5.5 How to get started with the nf-core/rnaseq pipeline?

To run the nf-core/rnaseq pipeline you need the following input files:

  • Reference genome assembly (i.e. assembly.fa)

  • Genome annotation (i.e. annotation.gtf)

  • RNA-seq data

  • Sample sheet

  • The Nextflow config file (i.e. nextflow.config)

5.5.1 The sample sheet

For the nf-core/rnaseq pipeline, you need to create a sample sheet with the information about the samples you would like to analyze before running the pipeline. The sample sheet is usually a csv (comma separated values) file with the following basic structure:

sample,fastq_1,fastq_2,strandedness
1aGal,1aGal_R1.fastq.gz,1aGal_R2.fastq.gz,auto

Where sample is the sample name. fastq_1 and fastq_2 are the sequence files (leave fastq_2 blank for single-end sequencing), it is a good practice to use the full path to tell the location of those files. strandedness is use to specify the sequence strand (leave auto to infer strandedness automatically).

All pipelines built by the nf-core community would require a sample sheet and the information contained on it depends on the specific pipeline used. For example, you can take a look at the sample sheet configuration for the nf-core/rnaseq pipeline here.

5.5.2 The config file

The nextflow.config file is a configuration file that will tell Nextflow how to manage the workflow executions. This file needs to be located in the same directory you are running nextflow. The config file we use for nextflow run on hpc.ciwemb.edu would typically look like this:

singularity.cacheDir = '/path/to/singularity/images/rnaseq/3.14.0'
singularity.enabled = true
process.executor = 'slurm' 
process.queue = 'shared' # this depends on your HPC system

The singularity.cacheDir parameter is where you specify the path of the directory where the singularity images are located/saved for all the dependencies of the pipeline. The singularity.enabled parameter allow us to tell Nextflow that we want to use Singularity for dependency executions. With the process.executor parameter we tell Nextflow we are using Slurm as our job scheduler (as we are using an slurm-based HPC). With process.queue we specify which partition of our HPC want to use (all regular users must use the shared partition).

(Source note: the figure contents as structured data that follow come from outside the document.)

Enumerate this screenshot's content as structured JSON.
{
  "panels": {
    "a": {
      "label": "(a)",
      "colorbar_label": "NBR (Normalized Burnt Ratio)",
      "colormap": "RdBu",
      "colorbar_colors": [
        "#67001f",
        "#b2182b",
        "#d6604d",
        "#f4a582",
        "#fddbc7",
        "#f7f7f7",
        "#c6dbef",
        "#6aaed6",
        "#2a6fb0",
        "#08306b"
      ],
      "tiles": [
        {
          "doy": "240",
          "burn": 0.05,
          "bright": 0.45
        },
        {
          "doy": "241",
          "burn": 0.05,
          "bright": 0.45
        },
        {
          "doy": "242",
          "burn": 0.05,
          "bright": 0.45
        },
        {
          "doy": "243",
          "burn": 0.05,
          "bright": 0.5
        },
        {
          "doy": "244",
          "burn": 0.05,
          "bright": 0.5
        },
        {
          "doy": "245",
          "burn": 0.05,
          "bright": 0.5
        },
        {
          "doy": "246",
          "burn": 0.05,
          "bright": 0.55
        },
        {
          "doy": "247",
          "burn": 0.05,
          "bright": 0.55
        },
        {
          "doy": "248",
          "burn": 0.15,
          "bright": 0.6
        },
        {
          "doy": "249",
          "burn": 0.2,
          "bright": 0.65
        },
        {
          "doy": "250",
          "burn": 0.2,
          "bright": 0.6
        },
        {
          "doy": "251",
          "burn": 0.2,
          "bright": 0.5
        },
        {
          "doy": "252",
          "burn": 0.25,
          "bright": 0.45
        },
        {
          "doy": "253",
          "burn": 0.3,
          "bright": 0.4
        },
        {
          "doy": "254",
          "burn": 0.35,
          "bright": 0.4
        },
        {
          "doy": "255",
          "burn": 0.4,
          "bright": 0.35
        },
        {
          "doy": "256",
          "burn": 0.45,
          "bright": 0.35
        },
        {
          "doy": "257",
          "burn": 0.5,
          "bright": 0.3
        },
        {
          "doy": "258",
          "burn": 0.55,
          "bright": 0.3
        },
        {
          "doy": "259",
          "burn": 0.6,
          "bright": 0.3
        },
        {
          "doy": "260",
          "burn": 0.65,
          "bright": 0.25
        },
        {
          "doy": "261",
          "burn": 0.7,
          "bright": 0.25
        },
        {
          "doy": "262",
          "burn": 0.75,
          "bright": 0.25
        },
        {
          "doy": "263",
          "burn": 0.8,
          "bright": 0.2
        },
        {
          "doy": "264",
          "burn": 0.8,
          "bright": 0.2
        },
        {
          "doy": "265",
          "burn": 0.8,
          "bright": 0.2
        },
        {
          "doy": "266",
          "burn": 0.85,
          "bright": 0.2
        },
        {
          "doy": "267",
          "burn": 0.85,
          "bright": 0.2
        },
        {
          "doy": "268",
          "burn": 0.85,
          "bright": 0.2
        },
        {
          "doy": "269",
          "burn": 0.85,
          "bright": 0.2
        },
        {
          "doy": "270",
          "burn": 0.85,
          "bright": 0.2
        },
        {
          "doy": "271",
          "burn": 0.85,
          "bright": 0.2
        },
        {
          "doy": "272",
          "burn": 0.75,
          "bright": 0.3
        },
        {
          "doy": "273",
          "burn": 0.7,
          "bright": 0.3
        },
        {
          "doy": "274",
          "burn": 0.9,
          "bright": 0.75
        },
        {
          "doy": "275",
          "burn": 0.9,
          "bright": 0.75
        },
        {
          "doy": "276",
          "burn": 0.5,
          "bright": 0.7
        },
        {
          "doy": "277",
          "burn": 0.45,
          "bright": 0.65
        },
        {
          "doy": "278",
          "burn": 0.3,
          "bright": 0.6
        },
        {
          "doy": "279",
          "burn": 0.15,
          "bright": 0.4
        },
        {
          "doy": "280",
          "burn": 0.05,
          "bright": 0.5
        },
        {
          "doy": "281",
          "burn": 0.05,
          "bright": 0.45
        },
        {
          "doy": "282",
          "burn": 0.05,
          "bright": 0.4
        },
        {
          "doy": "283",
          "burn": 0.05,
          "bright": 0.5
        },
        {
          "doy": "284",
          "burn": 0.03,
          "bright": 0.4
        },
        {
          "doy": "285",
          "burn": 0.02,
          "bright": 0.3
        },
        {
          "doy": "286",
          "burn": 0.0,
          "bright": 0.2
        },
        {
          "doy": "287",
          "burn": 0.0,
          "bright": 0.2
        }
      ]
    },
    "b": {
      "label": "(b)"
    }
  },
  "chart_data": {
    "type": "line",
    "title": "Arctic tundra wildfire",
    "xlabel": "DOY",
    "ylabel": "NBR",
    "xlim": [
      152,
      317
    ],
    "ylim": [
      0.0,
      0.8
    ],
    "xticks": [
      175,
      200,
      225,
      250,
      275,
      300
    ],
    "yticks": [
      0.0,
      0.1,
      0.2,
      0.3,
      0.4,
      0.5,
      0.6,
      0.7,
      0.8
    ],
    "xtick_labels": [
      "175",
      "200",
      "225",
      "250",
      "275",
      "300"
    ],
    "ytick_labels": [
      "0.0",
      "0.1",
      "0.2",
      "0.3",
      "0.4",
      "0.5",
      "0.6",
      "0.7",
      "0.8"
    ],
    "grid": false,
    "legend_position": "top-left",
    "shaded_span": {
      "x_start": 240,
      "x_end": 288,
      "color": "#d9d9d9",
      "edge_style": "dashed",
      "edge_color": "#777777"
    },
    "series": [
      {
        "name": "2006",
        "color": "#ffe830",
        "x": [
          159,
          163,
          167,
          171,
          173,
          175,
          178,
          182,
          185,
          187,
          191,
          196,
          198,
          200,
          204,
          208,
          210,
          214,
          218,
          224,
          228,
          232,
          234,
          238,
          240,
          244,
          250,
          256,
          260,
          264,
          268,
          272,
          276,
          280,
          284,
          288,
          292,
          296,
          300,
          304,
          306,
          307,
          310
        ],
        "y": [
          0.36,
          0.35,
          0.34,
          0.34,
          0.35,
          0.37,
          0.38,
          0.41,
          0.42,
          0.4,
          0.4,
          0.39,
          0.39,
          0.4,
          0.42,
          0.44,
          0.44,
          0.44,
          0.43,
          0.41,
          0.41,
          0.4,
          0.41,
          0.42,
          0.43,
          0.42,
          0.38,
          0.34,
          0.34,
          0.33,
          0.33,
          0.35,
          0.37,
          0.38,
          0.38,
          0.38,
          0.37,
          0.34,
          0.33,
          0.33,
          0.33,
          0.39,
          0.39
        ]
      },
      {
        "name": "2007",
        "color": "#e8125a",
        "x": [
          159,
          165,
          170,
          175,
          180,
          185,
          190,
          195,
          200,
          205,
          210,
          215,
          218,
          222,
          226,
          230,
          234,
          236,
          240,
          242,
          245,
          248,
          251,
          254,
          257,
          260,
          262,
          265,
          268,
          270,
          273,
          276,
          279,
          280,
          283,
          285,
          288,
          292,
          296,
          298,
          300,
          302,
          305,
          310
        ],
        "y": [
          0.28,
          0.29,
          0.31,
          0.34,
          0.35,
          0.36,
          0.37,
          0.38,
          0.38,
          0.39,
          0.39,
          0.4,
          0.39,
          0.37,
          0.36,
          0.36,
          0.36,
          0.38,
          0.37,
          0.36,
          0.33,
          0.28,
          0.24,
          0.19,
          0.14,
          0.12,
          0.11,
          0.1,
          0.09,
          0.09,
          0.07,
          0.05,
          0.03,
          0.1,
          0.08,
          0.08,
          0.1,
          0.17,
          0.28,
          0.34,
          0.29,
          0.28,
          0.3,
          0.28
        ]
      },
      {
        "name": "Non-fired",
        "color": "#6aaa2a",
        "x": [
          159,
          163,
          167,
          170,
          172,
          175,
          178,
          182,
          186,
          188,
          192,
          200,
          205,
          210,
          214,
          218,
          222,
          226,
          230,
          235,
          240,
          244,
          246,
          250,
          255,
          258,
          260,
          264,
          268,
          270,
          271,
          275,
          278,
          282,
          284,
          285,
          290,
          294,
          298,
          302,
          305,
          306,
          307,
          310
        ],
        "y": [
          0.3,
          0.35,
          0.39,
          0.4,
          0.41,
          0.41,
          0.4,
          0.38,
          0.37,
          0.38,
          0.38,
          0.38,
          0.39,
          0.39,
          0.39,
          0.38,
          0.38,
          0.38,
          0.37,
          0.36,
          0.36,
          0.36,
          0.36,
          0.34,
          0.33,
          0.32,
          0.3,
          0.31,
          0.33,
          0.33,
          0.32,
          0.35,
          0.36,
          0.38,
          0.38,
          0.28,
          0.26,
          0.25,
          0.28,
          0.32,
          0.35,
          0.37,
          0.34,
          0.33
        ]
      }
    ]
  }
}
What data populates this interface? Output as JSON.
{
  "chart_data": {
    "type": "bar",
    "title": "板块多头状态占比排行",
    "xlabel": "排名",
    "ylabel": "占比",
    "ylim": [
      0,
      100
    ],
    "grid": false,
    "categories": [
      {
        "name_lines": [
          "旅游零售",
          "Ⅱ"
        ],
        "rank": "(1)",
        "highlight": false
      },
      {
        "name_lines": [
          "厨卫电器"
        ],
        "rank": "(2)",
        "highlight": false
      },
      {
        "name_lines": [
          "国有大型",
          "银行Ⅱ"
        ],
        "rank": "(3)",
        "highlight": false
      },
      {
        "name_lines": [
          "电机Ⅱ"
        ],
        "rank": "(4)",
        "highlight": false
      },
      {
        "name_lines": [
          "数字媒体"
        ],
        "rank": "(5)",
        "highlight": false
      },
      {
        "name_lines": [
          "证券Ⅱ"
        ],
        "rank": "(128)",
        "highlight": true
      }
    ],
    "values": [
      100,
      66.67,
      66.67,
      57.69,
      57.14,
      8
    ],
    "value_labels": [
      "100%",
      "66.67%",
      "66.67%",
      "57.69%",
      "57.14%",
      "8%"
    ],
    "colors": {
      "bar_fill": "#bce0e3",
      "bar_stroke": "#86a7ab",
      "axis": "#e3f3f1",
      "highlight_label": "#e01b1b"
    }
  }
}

5.6 Run the nf-core/rnaseq pipeline

Now that we have all input files and nextflow and java loaded in our environment, it is time to run Nextflow:

  1. Create a new working directory
# use mkdir to create a new directory
mkdir test_rnaseq
# use cd to change directory
cd test_rnaseq
  1. Create your sample sheet and save it into the working directory (i.e. samplesheet.csv):
sample,fastq_1,fastq_2,strandedness
SAMPLE1,SAMPLE1_R1_001.fastq.gz,SAMPLE1_R2_001.fastq.gz,auto
SAMPLE2,SAMPLE2_R1_001.fastq.gz,SAMPLE2_R2_001.fastq.gz,auto
  1. Create and save the nextflow.config file:
singularity.cacheDir = '/path/to/singularity/images/rnaseq/3.14.0'
singularity.enabled = true
process.executor = 'slurm'
process.queue = 'shared'
  1. Run the pipeline making sure you use the appropriate version of the nf-core/rnaseq pipeline. And make sure you are using the right reference genome and annotation files:
# load java
module load java/17.0.6-amzn
# load nextflow
module load nextflow/23.10.0
# open a persistent terminal using the screen command
screen
# run nf-core/rnaseq 3.14.0
nextflow run nf-core/rnaseq -r 3.14.0 --pseudo_aligner salmon -resume --input samplesheet.csv --outdir results --fasta /path/to/reference/genome.fa --gtf /path/to/reference/genome.gtf

# To leave the persistent terminal without stoping nextflow:
# Press Ctrl+A (release), then press D
# Now you will be back to the main command line

Note that for the main command line, we still use the basic nextflow run command, but now we specified that we want to run the version 3.14.0 of the nf-core/rnaseq. Everything after the version number are arguments and parameters for the nf-core/rnaseq pipeline.

For detail information about the nf-core/rnaseq parameters please refer to the main documentation: https://nf-co.re/rnaseq/3.14.0/

5.6.1 Inspect the output

After a successful nf-core/rnaseq run with Nextflow, you can now inspect the main visual report that is generated using MultiQC.